Why I Was Wrong and Some Lessons

Opportunity, for most of us, doesn’t knock just once; she raps a continual tattoo on our doors. The pity is that much of the time we’re either too preoccupied to hear or too lethargic to answer. 

– Benjamin F. Fairless

As natural bodybuilders we have different role models, with legends like Steve Reeves and Abbye Stockton motivating us.

By choosing this path, you favor health, symmetry, proportion, and respect from all kinds of people, while making progress that will not fade so easily.

Training is mysterious which makes it fascinating, and life would be dull if everything was straightforward.

It is fun to build and sculpt your body. Lately, I have enjoyed developing the serratus anterior. These are fingerlike muscles extending from the ribcage area. Since the powerful chest takes over on movements involving the serratus, you need to know how to isolate it.
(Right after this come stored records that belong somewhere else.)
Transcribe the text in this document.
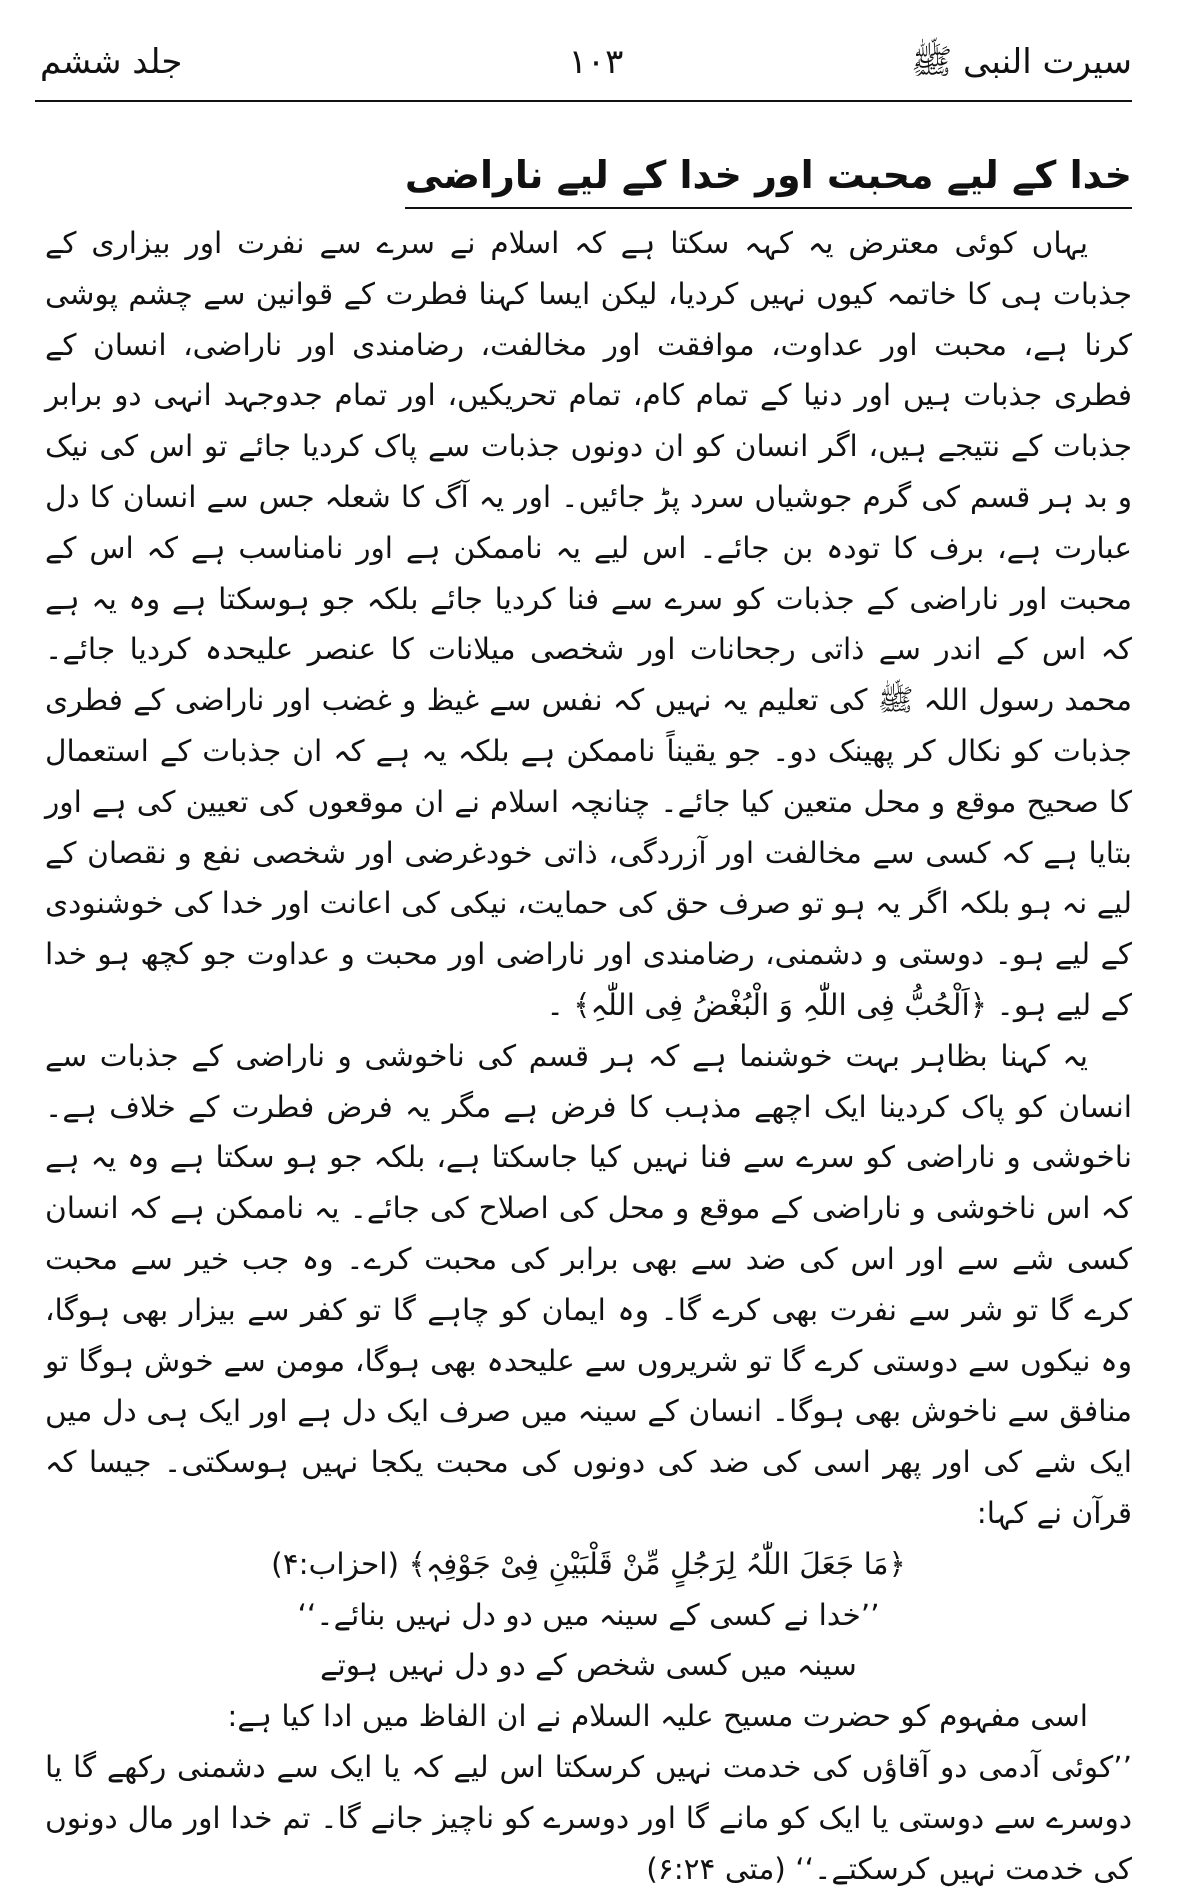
سیرت النبی ﷺ
۱۰۳
جلد ششم
خدا کے لیے محبت اور خدا کے لیے ناراضی

یہاں کوئی معترض یہ کہہ سکتا ہے کہ اسلام نے سرے سے نفرت اور بیزاری کے جذبات ہی کا خاتمہ کیوں نہیں کردیا، لیکن ایسا کہنا فطرت کے قوانین سے چشم پوشی کرنا ہے، محبت اور عداوت، موافقت اور مخالفت، رضامندی اور ناراضی، انسان کے فطری جذبات ہیں اور دنیا کے تمام کام، تمام تحریکیں، اور تمام جدوجہد انہی دو برابر جذبات کے نتیجے ہیں، اگر انسان کو ان دونوں جذبات سے پاک کردیا جائے تو اس کی نیک و بد ہر قسم کی گرم جوشیاں سرد پڑ جائیں۔ اور یہ آگ کا شعلہ جس سے انسان کا دل عبارت ہے، برف کا تودہ بن جائے۔ اس لیے یہ ناممکن ہے اور نامناسب ہے کہ اس کے محبت اور ناراضی کے جذبات کو سرے سے فنا کردیا جائے بلکہ جو ہوسکتا ہے وہ یہ ہے کہ اس کے اندر سے ذاتی رجحانات اور شخصی میلانات کا عنصر علیحدہ کردیا جائے۔ محمد رسول اللہ ﷺ کی تعلیم یہ نہیں کہ نفس سے غیظ و غضب اور ناراضی کے فطری جذبات کو نکال کر پھینک دو۔ جو یقیناً ناممکن ہے بلکہ یہ ہے کہ ان جذبات کے استعمال کا صحیح موقع و محل متعین کیا جائے۔ چنانچہ اسلام نے ان موقعوں کی تعیین کی ہے اور بتایا ہے کہ کسی سے مخالفت اور آزردگی، ذاتی خودغرضی اور شخصی نفع و نقصان کے لیے نہ ہو بلکہ اگر یہ ہو تو صرف حق کی حمایت، نیکی کی اعانت اور خدا کی خوشنودی کے لیے ہو۔ دوستی و دشمنی، رضامندی اور ناراضی اور محبت و عداوت جو کچھ ہو خدا کے لیے ہو۔ ﴿اَلْحُبُّ فِی اللّٰہِ وَ الْبُغْضُ فِی اللّٰہِ﴾ ۔

یہ کہنا بظاہر بہت خوشنما ہے کہ ہر قسم کی ناخوشی و ناراضی کے جذبات سے انسان کو پاک کردینا ایک اچھے مذہب کا فرض ہے مگر یہ فرض فطرت کے خلاف ہے۔ ناخوشی و ناراضی کو سرے سے فنا نہیں کیا جاسکتا ہے، بلکہ جو ہو سکتا ہے وہ یہ ہے کہ اس ناخوشی و ناراضی کے موقع و محل کی اصلاح کی جائے۔ یہ ناممکن ہے کہ انسان کسی شے سے اور اس کی ضد سے بھی برابر کی محبت کرے۔ وہ جب خیر سے محبت کرے گا تو شر سے نفرت بھی کرے گا۔ وہ ایمان کو چاہے گا تو کفر سے بیزار بھی ہوگا، وہ نیکوں سے دوستی کرے گا تو شریروں سے علیحدہ بھی ہوگا، مومن سے خوش ہوگا تو منافق سے ناخوش بھی ہوگا۔ انسان کے سینہ میں صرف ایک دل ہے اور ایک ہی دل میں ایک شے کی اور پھر اسی کی ضد کی دونوں کی محبت یکجا نہیں ہوسکتی۔ جیسا کہ قرآن نے کہا:

﴿مَا جَعَلَ اللّٰہُ لِرَجُلٍ مِّنْ قَلْبَیْنِ فِیْ جَوْفِہٖ﴾ (احزاب:۴)

’’خدا نے کسی کے سینہ میں دو دل نہیں بنائے۔‘‘

سینہ میں کسی شخص کے دو دل نہیں ہوتے

اسی مفہوم کو حضرت مسیح علیہ السلام نے ان الفاظ میں ادا کیا ہے:

’’کوئی آدمی دو آقاؤں کی خدمت نہیں کرسکتا اس لیے کہ یا ایک سے دشمنی رکھے گا یا دوسرے سے دوستی یا ایک کو مانے گا اور دوسرے کو ناچیز جانے گا۔ تم خدا اور مال دونوں کی خدمت نہیں کرسکتے۔‘‘ (متی ۶:۲۴)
You use exercises like scapular protraction while kneeling with a rope attachment on a cable machine to work it best.

You may, like I was, be excited to go this direction. Think about the typical stages of any design though. First too little, then too much, and finally just right.

You are invigorated by all of the possibilities. You keep adding. You eventually come to realize what you can handle and what matters, at least until you need to change things up!

Bodybuilding is rewarding, though I doubt I need to tell you.

I hope you found these lessons not only applicable to fitness but the whole of your life.

The Future of RDLFITNESS

Life is either a daring adventure or nothing at all.

– Helen Keller

This site embodies my deepest interests. I love fitness, writing, and web development. I enjoy crafting good arguments and providing unusual insights for your benefit.

I am no longer writing Push, Pull, Squat, & Sprint: A Simple Plan for Complete Fitness.

I have started on a new book titled, at the moment, How to Isolate: Bodybuilding Exercises for Extraordinary Muscle Growth.

I have been a bit disappointed in my quest to isolate muscles better. If ever there was a secret to bodybuilding, this is it. The materials out there lack the comprehensiveness and detail you would expect, such as how to target the specific head within a muscle group.

I feel that reconciling bodybuilding with sources like anatomy and biomechanics would improve things. We also need recommendations that are realistic for natural trainees.

Would you find this useful? Please let me know. Your feedback is wanted and appreciated.

My plan is to blog regularly again. This content serves as a form of marketing. I would then self-publish books to earn a living.

Writing demands a lot of time and little money. Therefore, I am taking big steps in 2017 to allow for this. I now realize we must not delay in creating the lives we want.

For any fans here, I want to thank you again for all of your support. If you ever need help with anything, please reach out to me. The door is wide open.

This is a new beginning, and I hope you stay. I am excited for the future. I have much to share with you, for your success in natural bodybuilding and beyond.